= Ocooch Mountains =

Region in Wisconsin

Ocooch Mountains are a place name for the Western Upland area of Wisconsin also known as the Driftless Region, meaning un-glaciated, lacking glacial drift or the Paleozoic Plateau, referring to a geologic era, Greek for "ancient life".

== Geology ==
The lack of glaciated terrain accounts for high hills, bluffs, and ridges. The Chippewa, Black, La Crosse, Kickapoo, Baraboo, Lemonweir, Pine, Wisconsin, Grant, Platte and Pecatonia rivers and their tributaries create deeply eroded valleys that contrast the nearby peaks. One dramatic example is Wildcat Mountain State Park. The Baraboo Range anchors the eastern edge where the Wisconsin River turns and runs through the area to the Mississippi River. The Baraboo Range is a monadnock in Sauk and Columbia Counties and a National Natural Landmark formed 1.6 billion years ago featuring Devil's Lake, an endorheic lake.

== Naming ==

=== Edwin James ===
Its first use appears to have been in Edwin James' three-volume work, "An Account of an Expedition from Pittsburgh to the Rocky Mountains, Performed in the Years 1819, 1820... under the Command of Maj. S.H. Long" (London, 1823). James wrote, "The only hills worthy of particular notice, not only in this variety, but in the whole section under consideration, are the Ocooch and Smokey mountains, which are broad and elevated ridges rather than mountains. The former is situated about twelve miles north of the Wisconsin one hundred miles above its mouth..." He later says, "The third is a range of hilly and broken country, commencing on the Wisconsin near the Portage, and extending northwardly to Lake Superior. To this range we have taken the liberty to give the name of the Wisconsin Hills. The Ocooch and Smoke Mountains before mentioned, are connected with this range." James's description suggests that the term Ocooch was used only for the southernmost portion of the Wisconsin Western Uplands.

=== Stephen Long ===
Three years later, Maj. Stephen Long led a second expedition, this time into the upper Mississippi Valley. It was described in William Keating's "Narrative of an Expedition to the Source of St. Peter's River" (London, 1825). In volume two, page 214, Keating wrote of western Wisconsin, "To this region the name of the Wisconsin Hills has been given, which are terminated on the south by the Ocooch and Smoky Mountains, whose altitude is about twelve hundred feet above the common level, or two thousand feet above tide water. Its aspect is exceedingly diversified by hills and vallies, the former of which are high and rugged, supporting a heavy growth of pine, &c. while the latter often present extensive flats, abounding in lakes, swamps, and ponds, yielding wild rice in great abundance and perfection."

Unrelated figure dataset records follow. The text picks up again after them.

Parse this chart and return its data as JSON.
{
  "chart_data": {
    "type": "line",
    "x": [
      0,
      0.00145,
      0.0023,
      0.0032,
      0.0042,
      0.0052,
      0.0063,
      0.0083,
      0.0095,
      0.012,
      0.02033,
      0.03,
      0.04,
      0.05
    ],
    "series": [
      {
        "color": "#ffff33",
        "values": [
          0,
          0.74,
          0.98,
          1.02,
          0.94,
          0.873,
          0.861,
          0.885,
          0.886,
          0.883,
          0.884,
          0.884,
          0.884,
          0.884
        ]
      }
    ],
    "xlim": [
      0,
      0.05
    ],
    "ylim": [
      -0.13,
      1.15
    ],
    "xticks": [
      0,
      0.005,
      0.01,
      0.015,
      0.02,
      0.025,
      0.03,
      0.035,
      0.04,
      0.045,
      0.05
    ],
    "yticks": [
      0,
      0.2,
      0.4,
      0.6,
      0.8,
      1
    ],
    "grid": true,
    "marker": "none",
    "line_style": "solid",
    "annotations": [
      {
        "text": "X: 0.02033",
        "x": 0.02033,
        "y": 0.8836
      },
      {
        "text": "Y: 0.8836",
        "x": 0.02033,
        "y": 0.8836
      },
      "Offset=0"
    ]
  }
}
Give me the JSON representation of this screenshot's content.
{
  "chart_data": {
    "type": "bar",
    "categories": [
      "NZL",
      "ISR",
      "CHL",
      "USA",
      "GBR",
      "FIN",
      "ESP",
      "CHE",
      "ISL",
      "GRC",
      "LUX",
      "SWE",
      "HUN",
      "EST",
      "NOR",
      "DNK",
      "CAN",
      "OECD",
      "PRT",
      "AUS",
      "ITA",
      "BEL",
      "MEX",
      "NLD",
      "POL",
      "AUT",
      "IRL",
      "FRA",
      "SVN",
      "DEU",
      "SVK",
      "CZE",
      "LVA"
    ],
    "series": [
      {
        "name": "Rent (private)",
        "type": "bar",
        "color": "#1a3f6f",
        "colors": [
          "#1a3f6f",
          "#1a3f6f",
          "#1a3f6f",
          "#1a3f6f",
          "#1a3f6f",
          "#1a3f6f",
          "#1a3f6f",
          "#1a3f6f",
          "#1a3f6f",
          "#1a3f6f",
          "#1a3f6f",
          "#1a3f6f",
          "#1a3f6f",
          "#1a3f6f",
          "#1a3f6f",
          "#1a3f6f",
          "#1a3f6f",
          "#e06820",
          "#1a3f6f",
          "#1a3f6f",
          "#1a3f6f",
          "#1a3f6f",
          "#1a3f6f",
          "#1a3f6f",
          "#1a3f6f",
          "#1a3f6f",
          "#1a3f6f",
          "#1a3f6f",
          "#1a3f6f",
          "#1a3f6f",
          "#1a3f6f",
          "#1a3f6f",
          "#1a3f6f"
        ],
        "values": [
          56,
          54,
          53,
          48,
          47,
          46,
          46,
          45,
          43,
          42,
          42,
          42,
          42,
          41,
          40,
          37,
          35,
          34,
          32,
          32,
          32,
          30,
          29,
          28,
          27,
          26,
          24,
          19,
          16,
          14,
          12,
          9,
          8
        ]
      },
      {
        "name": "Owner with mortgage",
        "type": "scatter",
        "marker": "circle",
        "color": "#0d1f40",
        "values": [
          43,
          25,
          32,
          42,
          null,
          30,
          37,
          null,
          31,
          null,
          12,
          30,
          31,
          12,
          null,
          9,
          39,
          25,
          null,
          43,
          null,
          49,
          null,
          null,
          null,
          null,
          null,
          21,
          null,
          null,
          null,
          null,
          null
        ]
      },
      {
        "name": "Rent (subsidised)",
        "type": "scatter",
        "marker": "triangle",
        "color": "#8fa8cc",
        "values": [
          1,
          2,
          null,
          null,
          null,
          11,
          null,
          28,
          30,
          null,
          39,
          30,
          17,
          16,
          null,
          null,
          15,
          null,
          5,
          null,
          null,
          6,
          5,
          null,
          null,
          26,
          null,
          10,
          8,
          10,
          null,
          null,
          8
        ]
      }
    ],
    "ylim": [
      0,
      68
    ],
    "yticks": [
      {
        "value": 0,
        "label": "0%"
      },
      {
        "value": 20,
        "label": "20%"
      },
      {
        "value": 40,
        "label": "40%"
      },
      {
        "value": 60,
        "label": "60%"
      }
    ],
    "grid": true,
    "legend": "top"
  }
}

=== Keating and Hachures ===
Keating's report on the 1823 Long expedition included a "Map of the country embracing the route of the expedition of 1823 commanded by Major S.H. Long". The name Ocooch is placed on this map approximately where the Baraboo Hills are located.

Hachures extend the range to the north and northwest, but the implication is that the name Ocooch applied only to its southernmost end.

=== Baldwin and Craddock ===
An 1833 map, "Northwest and Michigan Territories" issued by Baldwin and Craddock for the Society for the Diffusion of Useful Knowledge also depicted the western highlands of Wisconsin. Unlike James and Keating, it placed the label Ocooch Mountains further north, at the headwaters of the Black, La Crosse, Kickapoo and Pine rivers. It showed the range running roughly north-northeast through modern La Crosse, Jackson, Clark and Taylor counties.

== Etymology ==
The vowels and consonants of Ocooch and their order are correct for the Ioway language, a Siouan language. The Ho Chunk, a related Native American tribe, called them a name phonetically similar to Ocooch, waxoj, pronounced WAH-KOH-CH(e). The Ioway-Otoe-Missouria emerged from the Oneota cultural group in western Wisconsin. Evidence of their presence is found throughout the Wisconsin Western Uplands as far north as Lake Pepin, and Red Wing, Minnesota, over to Effigy Mounds National Monument, the Upper Iowa River, and La Crosse, Wisconsin dated from AD 900 to 1700. Decimated by epidemics, the Ioway left the area after the Otoe-Missouria and as the Algonquin language-speaking Sauk, Meskwaki and Kickapoo peoples came from Michigan fleeing the Iroquois as a result of the French and Indian Wars, or Beaver Wars. Ocooch Mountains written in current Ioway tribal orthography "Paxochi Ahema'shi," pronounced as PAH-ko-chee ah-hay-MAH-shee” means "Mountains of Snowy Lodges." In addition, the phonetically similar Ho Chunk name for the Baraboo and Trempealeau rivers was Hoguc (Ho gooch), or Hocooch, "Spear Fishing Waters".